2. Répondre aux interrogations immédiates est-il populiste ?
"Oui, quand on ne les replace pas dans le contexte global de la préparation de l'avenir."

Attali pense par exemple ici à la question des retraites qui vont arithmétiquement au désastre social si rien de sérieux n'est fait

medium_ATTALI_2.jpg3. A propos du déclin :
"…ce n'est pas ("pas encore" ndlr) grave si nous savons réagir. Mais nous ne nous y préparons pas : le déclassement de nos universités, le départ de certaines de nos élites, la volonté de chacun de réagir individuellement et non collectivement est le signe d'une menace de déclin absolu."

4. La pétition de Jacques Delors sur l'impôt :
"Elle vise juste. La réhabilitation de l'impôt est aussi nécessaire que celle de l'entreprise."

5. A propos des gaspillages :
" …il ne faut pas traquer l'impôt, mais équilibrer les dépenses et recettes…"

6. A propos de l'organisation administrative de notre territoire :
"…Pour bien fonctionner, le pays a besoin de trois fois moins de régions et de communes, et il n'a plus besoin de départements et de cantons…"

puis il précise :

"…le pouvoir politique ne tient d'ailleurs plus, en grande partie, que par cette superposition des strates de pouvoirs locaux : c'est son dernier théâtre. C'est pourquoi il refuse de le remettre en cause."

Sur ce sujet, rappelons que les Régions françaises sont toutes dirigées par la gauche sauf deux : l'Alsace présidée par l'UMP Adrien Zeller et la Corse présidée par Ange Santini ( ce n'est pas une Région mais une Collectivité territoire).

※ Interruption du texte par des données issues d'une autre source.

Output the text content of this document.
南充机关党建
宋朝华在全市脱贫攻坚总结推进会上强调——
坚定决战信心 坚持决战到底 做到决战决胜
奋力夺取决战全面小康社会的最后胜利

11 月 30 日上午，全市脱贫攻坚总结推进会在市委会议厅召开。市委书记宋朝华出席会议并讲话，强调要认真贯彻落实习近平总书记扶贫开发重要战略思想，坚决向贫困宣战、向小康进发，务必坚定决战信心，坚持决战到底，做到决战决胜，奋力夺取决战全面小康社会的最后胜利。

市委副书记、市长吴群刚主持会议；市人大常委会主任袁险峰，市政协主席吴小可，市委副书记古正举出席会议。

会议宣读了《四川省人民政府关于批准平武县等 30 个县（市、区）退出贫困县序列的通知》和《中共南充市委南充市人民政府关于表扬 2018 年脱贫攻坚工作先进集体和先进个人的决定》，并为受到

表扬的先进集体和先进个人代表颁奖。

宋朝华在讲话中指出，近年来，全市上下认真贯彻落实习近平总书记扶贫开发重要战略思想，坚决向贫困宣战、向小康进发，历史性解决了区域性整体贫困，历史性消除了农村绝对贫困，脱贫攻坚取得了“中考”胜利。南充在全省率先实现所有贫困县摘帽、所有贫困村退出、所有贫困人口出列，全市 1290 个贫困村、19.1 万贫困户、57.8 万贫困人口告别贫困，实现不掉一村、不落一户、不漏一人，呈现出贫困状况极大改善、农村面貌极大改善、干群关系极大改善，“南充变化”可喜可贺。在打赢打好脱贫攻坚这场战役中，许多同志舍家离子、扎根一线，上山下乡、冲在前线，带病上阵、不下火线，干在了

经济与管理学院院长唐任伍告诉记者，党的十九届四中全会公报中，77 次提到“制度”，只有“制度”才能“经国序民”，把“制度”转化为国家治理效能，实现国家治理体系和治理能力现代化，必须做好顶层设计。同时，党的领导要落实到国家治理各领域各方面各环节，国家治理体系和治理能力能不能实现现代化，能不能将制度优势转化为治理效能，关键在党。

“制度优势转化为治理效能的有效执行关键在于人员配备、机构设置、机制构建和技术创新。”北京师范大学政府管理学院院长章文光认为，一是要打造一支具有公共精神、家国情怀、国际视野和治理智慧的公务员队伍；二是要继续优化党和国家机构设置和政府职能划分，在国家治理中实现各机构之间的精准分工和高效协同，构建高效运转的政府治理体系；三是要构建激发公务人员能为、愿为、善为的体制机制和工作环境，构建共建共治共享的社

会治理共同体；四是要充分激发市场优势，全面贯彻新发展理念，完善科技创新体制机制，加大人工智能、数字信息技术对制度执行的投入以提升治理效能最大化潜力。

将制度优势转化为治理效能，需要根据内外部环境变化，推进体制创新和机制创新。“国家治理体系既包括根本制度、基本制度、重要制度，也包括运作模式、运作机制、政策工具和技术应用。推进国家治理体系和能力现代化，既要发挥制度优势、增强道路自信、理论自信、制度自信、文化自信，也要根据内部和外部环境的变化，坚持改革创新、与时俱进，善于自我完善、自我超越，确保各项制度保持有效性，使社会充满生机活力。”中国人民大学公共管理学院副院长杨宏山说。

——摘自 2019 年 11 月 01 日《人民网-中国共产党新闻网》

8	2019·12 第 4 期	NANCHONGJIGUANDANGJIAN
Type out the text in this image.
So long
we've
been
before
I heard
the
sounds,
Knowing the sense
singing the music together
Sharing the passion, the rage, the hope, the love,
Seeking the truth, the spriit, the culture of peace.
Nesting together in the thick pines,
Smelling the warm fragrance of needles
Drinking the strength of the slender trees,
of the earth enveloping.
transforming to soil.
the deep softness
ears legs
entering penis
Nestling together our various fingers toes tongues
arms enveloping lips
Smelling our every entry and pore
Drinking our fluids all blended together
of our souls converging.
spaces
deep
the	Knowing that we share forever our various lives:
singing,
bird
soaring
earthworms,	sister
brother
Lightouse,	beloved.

7. A propos de ce qu'aiment les Français
"…les Français sont plus lucides qu'on ne le croit….ils aiment les hommes courageux….ils veulent surtout qu'on les dirige…"

8. A propos des gaffes de Royal
"…elle en a déjà commis plusieurs, et non des moindres !"

Puis Attali ajoute :
"…rien ne se jouera sur la compétence".

Un avis surprenant si on a l'ambition d'élever le débat, en même temps que la culture et la maturité politiques du peuple français.

medium_ATTALI_3.jpg9. A propos de Bayrou :
"… sa démarche d'indépendance est estimable….si Bayrou n'est pas au second tour, il ne pourra rien faire d'autre que de rallier Nicolas Sarkozy pour préparer les législatives."
De façon subliminale Jacques Attali pense donc que Bayrou pourrait atteindre le second tour, ce qui donne une idée de son opinion sur le potentiel de la candidate du PS.

10. A propos de la qualité première d'un président
"…il est donc très important que le futur président ait pu réfléchir longuement à l'avance qu'il imagine pour la France dans vingt ou trente ans."

Notons simplement qu'à aucun moment Attali ne prend le soin de mettre au féminin le mot président.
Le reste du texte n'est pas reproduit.